Amendments have been made to the State Duma, within the framework of which it is proposed to tighten penalties for the leakage of personal data and introduce criminal liability for their “illegal” use. The relevant bills are published on the website of the lower house of parliament.
As part of the amendments to the Criminal Code, it is proposed to supplement it with Article 272.1. The first part of this article, if the bill is adopted, will establish liability for the illegal use, transfer, collection and storage of personal data obtained through “illegal access to information.” The maximum punishment is up to four years in prison or forced labor for the same period, as well as a fine of up to 300 thousand rubles.
Moreover, if the information obtained illegally contained special categories of personal data or biometric data, liability will arise under the second part of Article 272.1 of the Criminal Code. The maximum punishment under it is imprisonment or forced labor for up to five years or a fine of up to 700 thousand rubles.
The same acts committed “out of selfish interest” either by an organized group/by prior conspiracy, or using an official position , or if they caused major damage, they will be punished more severely: Part 3 of Article 272.1 of the Criminal Code provides for up to six years in prison or a fine of up to a million rubles.

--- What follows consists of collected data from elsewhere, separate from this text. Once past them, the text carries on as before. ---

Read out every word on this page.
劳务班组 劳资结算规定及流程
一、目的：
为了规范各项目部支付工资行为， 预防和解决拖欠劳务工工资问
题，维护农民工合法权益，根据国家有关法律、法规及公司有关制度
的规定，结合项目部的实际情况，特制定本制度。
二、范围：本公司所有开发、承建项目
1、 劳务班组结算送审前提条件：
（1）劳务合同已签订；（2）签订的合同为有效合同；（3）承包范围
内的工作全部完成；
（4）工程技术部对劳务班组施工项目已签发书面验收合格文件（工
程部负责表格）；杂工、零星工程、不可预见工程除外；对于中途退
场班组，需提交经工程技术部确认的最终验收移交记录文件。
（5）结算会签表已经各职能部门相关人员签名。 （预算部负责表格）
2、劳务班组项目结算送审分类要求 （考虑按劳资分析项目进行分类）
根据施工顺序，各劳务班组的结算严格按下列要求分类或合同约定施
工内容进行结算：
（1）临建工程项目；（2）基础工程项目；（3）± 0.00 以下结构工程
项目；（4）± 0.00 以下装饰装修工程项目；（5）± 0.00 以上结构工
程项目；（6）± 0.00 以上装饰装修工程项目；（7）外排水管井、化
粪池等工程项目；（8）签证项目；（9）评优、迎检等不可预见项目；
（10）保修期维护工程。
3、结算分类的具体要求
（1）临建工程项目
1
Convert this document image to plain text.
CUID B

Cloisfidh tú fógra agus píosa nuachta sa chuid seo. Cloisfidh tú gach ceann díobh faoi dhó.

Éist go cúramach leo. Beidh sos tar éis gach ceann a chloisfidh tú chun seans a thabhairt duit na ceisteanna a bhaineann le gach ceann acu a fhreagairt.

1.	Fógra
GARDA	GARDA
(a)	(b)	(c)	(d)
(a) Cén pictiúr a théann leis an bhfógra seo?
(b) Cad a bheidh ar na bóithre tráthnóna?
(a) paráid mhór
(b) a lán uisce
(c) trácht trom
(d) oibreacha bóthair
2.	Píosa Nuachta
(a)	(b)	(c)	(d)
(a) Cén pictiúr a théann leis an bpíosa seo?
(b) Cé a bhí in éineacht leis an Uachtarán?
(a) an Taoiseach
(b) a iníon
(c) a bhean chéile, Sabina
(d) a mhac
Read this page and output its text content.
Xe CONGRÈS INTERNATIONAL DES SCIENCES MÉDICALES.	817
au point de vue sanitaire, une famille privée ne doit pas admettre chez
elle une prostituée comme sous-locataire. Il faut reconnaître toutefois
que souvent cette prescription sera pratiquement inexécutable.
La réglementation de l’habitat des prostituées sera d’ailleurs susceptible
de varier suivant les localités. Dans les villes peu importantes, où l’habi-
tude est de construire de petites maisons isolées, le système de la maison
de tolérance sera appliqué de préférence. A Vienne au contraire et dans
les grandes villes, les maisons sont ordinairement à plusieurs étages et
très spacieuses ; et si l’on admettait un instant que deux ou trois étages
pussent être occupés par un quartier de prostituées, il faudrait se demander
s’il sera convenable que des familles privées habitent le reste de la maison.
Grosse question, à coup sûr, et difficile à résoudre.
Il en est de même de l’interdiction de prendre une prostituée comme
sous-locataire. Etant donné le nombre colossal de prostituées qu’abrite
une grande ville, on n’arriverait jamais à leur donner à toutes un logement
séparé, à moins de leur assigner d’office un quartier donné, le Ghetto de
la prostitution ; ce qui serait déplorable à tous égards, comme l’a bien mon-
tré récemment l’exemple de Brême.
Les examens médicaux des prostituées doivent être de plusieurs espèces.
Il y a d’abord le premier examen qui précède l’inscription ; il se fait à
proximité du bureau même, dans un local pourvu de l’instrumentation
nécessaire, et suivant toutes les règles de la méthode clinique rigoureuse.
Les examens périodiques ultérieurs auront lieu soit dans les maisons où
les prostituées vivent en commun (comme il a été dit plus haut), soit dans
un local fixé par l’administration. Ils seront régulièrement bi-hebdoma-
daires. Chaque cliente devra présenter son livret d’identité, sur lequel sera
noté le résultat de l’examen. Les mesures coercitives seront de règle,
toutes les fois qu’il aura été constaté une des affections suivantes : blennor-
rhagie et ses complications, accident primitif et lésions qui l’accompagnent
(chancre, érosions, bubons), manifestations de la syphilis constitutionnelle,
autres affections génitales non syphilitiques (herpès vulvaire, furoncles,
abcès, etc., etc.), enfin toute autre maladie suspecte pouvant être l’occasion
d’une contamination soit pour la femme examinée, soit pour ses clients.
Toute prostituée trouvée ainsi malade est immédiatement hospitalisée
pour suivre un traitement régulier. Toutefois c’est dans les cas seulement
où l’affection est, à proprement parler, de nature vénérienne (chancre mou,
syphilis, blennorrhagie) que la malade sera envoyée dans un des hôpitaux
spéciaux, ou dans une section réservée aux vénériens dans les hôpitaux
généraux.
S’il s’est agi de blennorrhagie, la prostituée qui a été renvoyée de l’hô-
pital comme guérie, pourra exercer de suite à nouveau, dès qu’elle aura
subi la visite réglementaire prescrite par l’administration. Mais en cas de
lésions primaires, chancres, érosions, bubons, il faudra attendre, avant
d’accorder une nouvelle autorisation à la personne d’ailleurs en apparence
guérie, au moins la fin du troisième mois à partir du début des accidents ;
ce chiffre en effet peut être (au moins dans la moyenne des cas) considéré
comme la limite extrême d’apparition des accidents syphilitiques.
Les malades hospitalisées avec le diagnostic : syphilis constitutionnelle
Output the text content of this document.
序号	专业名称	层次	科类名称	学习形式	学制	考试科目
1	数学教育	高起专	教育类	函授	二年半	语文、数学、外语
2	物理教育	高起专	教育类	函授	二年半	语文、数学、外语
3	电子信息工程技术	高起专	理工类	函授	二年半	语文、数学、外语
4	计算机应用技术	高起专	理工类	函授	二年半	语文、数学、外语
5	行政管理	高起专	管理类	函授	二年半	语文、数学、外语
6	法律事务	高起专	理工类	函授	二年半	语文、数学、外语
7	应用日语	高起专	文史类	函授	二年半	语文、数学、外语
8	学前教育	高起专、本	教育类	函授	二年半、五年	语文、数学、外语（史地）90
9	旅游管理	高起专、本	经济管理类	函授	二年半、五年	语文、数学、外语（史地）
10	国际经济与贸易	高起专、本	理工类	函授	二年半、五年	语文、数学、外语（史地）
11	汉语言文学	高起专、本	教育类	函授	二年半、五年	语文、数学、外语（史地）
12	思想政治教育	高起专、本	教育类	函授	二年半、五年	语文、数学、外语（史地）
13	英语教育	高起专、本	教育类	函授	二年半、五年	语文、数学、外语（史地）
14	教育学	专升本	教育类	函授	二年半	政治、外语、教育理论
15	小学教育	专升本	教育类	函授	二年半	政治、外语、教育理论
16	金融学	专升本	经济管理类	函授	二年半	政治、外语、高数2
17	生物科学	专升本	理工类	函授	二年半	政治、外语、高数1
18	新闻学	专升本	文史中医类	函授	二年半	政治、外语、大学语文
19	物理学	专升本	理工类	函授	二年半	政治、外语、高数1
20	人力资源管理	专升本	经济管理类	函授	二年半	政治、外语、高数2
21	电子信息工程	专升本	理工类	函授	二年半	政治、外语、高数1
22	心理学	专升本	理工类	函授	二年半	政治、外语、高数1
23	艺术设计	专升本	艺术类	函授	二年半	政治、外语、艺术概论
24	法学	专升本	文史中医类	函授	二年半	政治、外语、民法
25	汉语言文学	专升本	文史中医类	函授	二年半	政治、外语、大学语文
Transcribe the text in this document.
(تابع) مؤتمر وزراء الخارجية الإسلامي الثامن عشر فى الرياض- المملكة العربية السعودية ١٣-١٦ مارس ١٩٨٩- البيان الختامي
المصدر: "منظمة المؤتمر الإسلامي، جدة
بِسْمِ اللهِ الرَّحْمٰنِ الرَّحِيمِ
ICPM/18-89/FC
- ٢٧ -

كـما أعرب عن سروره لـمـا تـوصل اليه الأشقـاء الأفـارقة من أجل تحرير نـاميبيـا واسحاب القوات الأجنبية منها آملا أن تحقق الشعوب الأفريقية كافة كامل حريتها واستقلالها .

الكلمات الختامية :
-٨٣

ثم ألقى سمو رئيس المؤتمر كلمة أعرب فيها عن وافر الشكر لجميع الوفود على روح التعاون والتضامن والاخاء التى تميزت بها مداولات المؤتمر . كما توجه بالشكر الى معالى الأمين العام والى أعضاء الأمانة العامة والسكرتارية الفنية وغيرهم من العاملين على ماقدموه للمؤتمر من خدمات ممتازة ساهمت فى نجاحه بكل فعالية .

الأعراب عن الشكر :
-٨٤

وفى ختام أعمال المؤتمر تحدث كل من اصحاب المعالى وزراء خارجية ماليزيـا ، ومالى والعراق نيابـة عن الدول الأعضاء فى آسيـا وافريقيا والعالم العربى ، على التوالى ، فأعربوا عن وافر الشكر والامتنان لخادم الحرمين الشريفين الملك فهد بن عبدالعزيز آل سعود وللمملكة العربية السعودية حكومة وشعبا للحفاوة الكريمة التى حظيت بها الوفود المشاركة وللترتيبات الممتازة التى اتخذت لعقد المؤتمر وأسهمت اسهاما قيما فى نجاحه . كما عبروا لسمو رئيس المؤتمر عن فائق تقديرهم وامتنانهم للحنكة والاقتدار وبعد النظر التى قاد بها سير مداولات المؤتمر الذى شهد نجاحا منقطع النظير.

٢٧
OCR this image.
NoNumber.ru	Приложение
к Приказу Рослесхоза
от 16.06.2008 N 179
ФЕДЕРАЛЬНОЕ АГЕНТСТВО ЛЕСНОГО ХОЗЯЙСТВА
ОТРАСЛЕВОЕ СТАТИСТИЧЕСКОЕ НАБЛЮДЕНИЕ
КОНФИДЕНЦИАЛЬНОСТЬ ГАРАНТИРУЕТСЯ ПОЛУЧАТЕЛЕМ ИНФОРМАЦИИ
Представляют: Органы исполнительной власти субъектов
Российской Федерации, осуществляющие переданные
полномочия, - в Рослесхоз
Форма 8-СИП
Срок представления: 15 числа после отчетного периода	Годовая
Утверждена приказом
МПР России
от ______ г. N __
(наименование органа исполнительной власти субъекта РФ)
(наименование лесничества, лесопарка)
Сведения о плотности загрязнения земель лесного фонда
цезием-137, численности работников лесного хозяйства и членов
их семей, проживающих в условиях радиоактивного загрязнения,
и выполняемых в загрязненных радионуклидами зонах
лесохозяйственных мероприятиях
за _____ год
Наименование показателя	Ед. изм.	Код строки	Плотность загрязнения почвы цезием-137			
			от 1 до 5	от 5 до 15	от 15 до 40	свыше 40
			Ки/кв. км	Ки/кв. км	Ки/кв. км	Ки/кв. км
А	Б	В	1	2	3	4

In cases «cross-border movements» such data, the maximum sentence will be up to eight years in prison with a fine of up to two million rubles. If these actions led to grave consequences or were committed by an “organized group”, then the punishment will be up to ten years in prison with a fine of up to three million rubles.
For the creation of resources or programs intended for “illegal” storage and transfer information containing personal data will be punishable by imprisonment for up to five years or a fine of up to 700 thousand rubles.
In addition, the authorities proposed introducing amendments to the Code of Administrative Offences, adding to the article on violation of the legislation on personal data (Article 13.11 of the Code of Administrative Offences). The punishment under this article, if the bill is adopted, will vary depending on the volume of information leakage.
As one of the authors of the initiative, United Russia deputy Andrei Turchak, explained, the amount of fines for officials will range from 800 thousand to two million rubles, and for legal entities — from three to 15 million rubles. For a repeated violation, the organization will face a fine in the amount of 0.1% to 3% of revenue for a calendar year, but not less than 15 million and not more than 500 million rubles.
According to First Department lawyer Evgeny Smirnov, the adoption of the amendments will make it possible to prosecute journalists and investigators. As he clarified in a conversation with the Agency, the authors of the bill propose to assign the most severe punishment—up to ten years in prison with a fine of up to three million rubles—to members of an “organized group” that “illegally” used personal data. In his opinion, a group can be understood as those people who are related to the work on the material.